Devido à  história autoritária e aristocrática do Brasil, é provável que a maioria dos brasileiros já foi oprimida e vitimizada pelo chefe. É provável que a maioria dos brasileiros pensa em termos de “Nós” contra “Eles”. E que os trabalhadores de baixo escalão, no interesse da sobrevivência, tendem a se juntar para encontrar apoio. Nas fábricas, lojas e escritórios brasileiros, frequentemente valoriza-se a solidariedade acima da competição.

Notavelmente, o empregado que procura satisfazer o chefe é tachado de puxa-saco, um termo que remete aos soldados que puxavam a bagagem dos seus superiores militares.

(Num significativo contraste sociológico, o equivalente de língua inglesa, apple-polisher— polidor de maça– refere aos alunos que presenteavam suas professoras com maças, na esperança de conseguir notas boas.)

Portanto, quando um grupo de trabalhadores faz greve para melhores salários e condições de trabalho, é fácil tomar a decisão sobre como passar um fresquinho domingo de outono: claro que você deve amarrar uma fita vermelha no braço e sair para marchar em apoio daqueles valentes e sexy bombeiros e salva-vidas. A polícia militar e os professores estaduais do Rio já deram seu apoio ao movimento que surgiu no mês passado. Muitos cariocas mostraram simpatia no Facebook e com adesivos nos seus carros. Circulam emails, com links para sites como este.

O bandido é o governador Sérgio Cabral, que mandou o BOPE ao quartel geral dos bombeiros para tirar os grevistas (que haviam vandalizado o prédio) e seus familiares, inclusive uma esposa grávida, que abortou. Cabral estava implementando aumentos salariais progressivos, mas ainda não tirara os bombeiros cariocas do fim do ranking nacional de salários. E chamou os bombeiros de “vândalos“.

As intenções mais doces colocam em grave risco a virada atual do Rio de Janeiro.

Como queijo mussarela e pizza, é justamente o sentimento de solidariedade que atrai os políticos populistas aos eleitores. E populistas, que gostam muito de pizza, sobretudo quando tudo acaba nela, às vezes até são benéficos para com seus eleitorados. Mas o que geralmente energiza os caras que adoram uma multidão não é o bem maior, e sim a necessidade de manter e expandir sua capacidade de influenciar o povo.

A mídia brasileira já assinalou que a liderança dos bombeiros tem ambições políticas. Qual líder não tem? Nada errado aí.

Os bombeiros brasileiros, como a polícia, são militares. E como tal, eles podem portar armas. Isso sim é interessante. É para atirar nos incêndios? Nos incendiários? Saqueadores?

Os populistas contam com eleitores de mãos pedintes e de memória curta, pois esse tipo de político raramente se interessa em algo de prazo mais longo do que a próxima eleição. E é a sorte deles que poucos cariocas se lembrem de ter lido (ou talvez de ter feito a reportagem de) essa pequena notícia, em 2008.  Ou essa. Ou essa.

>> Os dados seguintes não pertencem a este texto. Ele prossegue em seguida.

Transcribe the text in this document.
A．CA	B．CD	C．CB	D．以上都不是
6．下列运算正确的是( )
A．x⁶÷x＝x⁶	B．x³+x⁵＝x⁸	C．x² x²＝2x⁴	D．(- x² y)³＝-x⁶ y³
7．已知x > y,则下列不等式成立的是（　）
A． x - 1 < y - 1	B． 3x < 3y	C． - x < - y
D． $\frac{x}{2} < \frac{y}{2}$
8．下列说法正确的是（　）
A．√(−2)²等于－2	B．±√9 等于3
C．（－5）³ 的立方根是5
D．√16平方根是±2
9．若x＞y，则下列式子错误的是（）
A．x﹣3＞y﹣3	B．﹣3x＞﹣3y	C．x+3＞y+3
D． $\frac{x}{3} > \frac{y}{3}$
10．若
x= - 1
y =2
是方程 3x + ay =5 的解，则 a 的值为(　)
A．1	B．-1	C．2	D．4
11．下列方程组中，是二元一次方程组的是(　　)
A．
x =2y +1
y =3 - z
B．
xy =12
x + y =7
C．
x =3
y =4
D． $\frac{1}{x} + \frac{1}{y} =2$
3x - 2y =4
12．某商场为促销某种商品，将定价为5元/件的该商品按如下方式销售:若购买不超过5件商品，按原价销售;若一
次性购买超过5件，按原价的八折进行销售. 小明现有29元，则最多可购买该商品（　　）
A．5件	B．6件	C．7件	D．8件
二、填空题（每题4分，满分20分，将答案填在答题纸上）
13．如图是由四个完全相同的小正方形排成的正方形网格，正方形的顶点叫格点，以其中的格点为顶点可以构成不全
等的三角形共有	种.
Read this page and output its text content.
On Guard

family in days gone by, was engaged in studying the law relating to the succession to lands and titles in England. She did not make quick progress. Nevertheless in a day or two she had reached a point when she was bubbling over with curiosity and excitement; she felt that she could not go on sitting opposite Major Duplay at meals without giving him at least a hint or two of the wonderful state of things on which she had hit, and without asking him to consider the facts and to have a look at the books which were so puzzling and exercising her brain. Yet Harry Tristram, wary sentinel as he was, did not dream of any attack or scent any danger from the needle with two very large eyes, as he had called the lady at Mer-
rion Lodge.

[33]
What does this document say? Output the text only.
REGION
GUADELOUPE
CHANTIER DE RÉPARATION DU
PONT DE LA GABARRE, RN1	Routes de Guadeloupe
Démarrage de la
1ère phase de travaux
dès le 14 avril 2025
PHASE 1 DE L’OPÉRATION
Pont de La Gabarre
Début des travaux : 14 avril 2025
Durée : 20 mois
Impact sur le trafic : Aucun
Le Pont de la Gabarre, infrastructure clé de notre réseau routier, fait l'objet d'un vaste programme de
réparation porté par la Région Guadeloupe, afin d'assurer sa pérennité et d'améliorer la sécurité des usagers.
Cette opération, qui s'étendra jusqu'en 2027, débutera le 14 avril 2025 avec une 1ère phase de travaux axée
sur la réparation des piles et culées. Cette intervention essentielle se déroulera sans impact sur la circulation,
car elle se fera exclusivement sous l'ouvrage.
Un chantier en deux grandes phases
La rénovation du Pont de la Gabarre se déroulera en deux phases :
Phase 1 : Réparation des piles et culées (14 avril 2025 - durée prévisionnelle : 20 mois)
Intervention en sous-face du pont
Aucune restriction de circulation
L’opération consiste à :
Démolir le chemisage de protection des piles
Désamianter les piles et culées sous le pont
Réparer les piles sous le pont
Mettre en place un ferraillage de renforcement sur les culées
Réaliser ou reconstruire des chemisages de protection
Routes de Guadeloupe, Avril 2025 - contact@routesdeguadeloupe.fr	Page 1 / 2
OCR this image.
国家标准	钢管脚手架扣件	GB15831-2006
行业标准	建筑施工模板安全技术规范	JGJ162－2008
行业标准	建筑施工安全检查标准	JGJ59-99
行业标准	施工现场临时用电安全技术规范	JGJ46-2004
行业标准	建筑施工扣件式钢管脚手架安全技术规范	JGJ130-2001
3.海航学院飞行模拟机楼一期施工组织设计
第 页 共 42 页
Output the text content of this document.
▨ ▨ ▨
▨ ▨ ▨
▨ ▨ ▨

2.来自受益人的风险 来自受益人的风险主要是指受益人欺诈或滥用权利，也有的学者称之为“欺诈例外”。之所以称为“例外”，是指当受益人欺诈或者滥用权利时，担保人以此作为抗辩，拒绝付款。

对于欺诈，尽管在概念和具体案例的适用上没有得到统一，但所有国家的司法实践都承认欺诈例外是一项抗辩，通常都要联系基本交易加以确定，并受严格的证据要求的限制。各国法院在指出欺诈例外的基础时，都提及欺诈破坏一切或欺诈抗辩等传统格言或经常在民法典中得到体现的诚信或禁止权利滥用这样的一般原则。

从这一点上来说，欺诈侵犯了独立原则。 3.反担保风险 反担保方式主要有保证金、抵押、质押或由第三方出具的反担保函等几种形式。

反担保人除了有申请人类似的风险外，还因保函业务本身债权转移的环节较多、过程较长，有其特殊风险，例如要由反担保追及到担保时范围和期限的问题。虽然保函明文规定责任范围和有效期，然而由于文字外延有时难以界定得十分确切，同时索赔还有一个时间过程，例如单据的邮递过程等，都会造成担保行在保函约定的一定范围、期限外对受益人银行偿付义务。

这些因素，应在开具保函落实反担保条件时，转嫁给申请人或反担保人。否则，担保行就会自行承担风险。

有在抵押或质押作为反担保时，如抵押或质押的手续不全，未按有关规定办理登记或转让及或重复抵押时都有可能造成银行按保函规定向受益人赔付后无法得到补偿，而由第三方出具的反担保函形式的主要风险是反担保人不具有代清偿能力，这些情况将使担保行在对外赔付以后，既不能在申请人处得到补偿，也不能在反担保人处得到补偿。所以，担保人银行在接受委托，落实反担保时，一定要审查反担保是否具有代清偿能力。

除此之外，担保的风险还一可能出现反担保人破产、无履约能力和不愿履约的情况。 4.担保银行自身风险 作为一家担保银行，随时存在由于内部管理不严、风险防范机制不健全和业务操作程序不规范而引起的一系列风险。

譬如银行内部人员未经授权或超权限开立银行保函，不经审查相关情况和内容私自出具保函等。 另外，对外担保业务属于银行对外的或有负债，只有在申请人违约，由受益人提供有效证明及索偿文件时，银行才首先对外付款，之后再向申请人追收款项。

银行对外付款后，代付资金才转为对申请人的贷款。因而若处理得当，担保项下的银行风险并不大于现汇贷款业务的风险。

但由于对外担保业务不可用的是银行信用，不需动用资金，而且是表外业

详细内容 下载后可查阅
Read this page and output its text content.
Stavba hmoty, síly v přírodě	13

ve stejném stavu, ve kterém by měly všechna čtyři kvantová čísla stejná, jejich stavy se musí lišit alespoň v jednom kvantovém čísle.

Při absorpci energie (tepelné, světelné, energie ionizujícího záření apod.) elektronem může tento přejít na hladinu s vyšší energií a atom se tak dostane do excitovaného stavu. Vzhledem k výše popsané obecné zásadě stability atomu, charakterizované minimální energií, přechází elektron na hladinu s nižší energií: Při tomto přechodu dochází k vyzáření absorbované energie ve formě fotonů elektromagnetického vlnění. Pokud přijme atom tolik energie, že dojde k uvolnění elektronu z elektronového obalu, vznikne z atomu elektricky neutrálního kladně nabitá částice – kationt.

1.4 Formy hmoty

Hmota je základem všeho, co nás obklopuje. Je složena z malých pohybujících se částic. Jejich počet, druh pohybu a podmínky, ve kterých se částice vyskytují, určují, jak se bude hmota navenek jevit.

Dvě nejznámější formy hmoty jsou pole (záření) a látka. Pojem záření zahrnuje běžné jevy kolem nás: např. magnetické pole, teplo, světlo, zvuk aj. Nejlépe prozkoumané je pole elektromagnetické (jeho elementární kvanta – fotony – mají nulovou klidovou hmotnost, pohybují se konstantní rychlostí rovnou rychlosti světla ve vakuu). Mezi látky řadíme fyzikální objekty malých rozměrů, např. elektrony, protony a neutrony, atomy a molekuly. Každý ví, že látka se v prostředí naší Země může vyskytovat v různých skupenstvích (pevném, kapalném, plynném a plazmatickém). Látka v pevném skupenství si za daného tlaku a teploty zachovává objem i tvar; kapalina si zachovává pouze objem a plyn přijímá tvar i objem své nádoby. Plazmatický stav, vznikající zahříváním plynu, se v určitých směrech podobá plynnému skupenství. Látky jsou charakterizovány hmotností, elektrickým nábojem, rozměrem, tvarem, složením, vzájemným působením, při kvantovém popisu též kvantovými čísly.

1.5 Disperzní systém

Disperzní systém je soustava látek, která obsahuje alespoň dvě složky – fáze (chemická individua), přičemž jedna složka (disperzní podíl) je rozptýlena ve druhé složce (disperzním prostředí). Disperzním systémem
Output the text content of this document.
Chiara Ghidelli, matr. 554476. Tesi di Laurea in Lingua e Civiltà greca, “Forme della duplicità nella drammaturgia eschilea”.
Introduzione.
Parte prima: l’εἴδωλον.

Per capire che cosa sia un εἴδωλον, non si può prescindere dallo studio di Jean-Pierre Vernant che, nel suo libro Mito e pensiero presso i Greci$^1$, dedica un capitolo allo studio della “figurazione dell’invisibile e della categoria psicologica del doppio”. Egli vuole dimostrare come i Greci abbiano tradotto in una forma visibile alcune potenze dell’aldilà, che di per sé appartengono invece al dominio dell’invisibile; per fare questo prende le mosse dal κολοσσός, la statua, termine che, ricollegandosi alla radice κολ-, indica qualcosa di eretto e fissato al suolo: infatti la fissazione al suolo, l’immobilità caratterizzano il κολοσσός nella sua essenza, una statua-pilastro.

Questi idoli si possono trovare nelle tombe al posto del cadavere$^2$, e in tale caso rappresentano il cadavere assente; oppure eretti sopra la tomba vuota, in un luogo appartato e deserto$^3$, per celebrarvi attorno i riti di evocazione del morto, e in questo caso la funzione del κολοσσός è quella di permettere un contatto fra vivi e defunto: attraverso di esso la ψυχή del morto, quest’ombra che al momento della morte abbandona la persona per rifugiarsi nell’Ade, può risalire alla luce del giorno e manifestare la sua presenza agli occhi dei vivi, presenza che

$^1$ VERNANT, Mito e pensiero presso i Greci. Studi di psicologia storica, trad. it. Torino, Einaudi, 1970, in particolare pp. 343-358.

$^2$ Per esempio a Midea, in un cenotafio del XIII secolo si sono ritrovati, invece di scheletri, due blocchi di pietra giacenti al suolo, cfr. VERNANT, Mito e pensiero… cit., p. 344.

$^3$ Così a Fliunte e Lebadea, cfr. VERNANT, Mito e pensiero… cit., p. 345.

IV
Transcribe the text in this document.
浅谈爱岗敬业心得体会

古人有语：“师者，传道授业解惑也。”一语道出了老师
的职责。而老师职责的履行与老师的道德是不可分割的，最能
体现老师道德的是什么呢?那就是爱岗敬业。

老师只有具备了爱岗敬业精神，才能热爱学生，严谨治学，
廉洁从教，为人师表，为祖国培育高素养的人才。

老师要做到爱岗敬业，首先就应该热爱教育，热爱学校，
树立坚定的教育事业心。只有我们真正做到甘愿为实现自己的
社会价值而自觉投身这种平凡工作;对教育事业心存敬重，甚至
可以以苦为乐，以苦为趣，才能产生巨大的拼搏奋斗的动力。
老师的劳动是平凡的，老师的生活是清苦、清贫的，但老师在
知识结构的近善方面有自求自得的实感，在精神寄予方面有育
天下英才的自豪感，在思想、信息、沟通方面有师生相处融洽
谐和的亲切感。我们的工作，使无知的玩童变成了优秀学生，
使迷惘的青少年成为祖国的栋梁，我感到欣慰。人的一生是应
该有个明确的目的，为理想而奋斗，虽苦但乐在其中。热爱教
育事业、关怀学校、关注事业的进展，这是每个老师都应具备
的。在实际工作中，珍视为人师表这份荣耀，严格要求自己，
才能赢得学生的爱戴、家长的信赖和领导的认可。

Então quem sabe as armas têm utilidade

As matérias antigas do jornal  O Globo lincadas acima, publicadas nos primeiros meses da política de segurança pública do governador Cabral, que  transformou o panorama carioca de crime e violência, contam que:

  • José Mariano Beltrame, o Secretário Estadual de Segurança Pública, tinha intenção de acabar com o direito dos bombeiros de portar armas fora do horário de serviço.
  • O propósito da medida era de reduzir o número de armas nas ruas e enfraquecer as milícias, que “contam cada vez mais com a participação de bombeiros”. De acordo com Beltrame, o jornal disse,  “15% dos servidores acusados de participação em milícias que estão sendo investigados pelo setor de inteligência da polícia são bombeiros”.
  • Pelo menos metade dos 25 mil bombeiros ativos e inativos no estado portam armas, mas não recebem treinamento sobre sua utilização.
  • “Especialistas destacam que os servidores fazem valer o direito facultativo de portar arma para garantir o trabalho de segurança clandestina, e muitos acabam envolvendo-se com milícias. A regulamentação proibindo o uso de armas fora do expediente seria uma forma de reduzir o poder de fogo das milícias. Apesar de reconhecer que bombeiros não são treinados para usar armas, a direção da Assinap anunciou que entrará na Justiça contra a regulamentação proposta pela Secretaria de Segurança Pública.”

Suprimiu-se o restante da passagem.